The Writers Guild of Great Britain said it did not
want to "waste its breath" on Naipaul's comments.
Asked if he considered any woman writer his literary
match, he replied: "I don't think so."
On Austen, he said that he "couldn't possibly share
her sentimental ambitions, her sentimental sense of the
world".
He felt that women writers were "quite different", and
added: "I read a piece of writing and within a paragraph or
two I know whether it is by a woman or not. I think [it is]
unequal to me."
Naipaul said this was because of women's
"sentimentality, the narrow view of the world". "And
inevitably for a woman, she is not a complete master of a
house, so that comes over in her writing too," he said.

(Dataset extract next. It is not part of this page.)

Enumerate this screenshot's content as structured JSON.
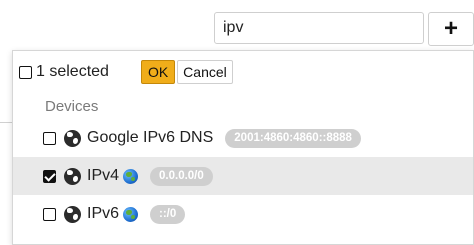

He did not name his literary editor and now writer
Diana Athill, who edited some of Naipaul's books published by
Andre Deutsch, but said: "My publisher, who was so good as a
taster and editor, when she became a writer, lo and behold, it
was all this feminine tosh. I don't mean this in any unkind
way."
Helen Brown, literary critic for The Daily Telegraph,
said: "It certainly would be difficult to find a woman writer
whose ego was equal to that of Naipaul. I'm sure his arrogant,
attention-seeking views make many male writers cringe too."
She added: "He should heed the words of George Eliot –
a female writer – whose works have had a far more profound
impact on world culture than his.
She wrote: "Blessed is the man, who having nothing to
say, abstains from giving wordy evidence of the fact."
Alex Clark, a literary journalist, said: "It's absurd.
I suspect VS Naipaul thinks that there isn't anyone who is his
equal. Is he really saying that writers such as Hilary Mantel,
A S Byatt, Iris Murdoch are sentimental or write feminine
tosh?"
Responding to Naipaul's remarks, some readers wrote in
online remarks that they agreed with his authorised
biographer, Patrick French, who had described the Nobel
laureate as bigoted, arrogant, vicious, racist, a
woman-beating misogynist and a sado-masochist.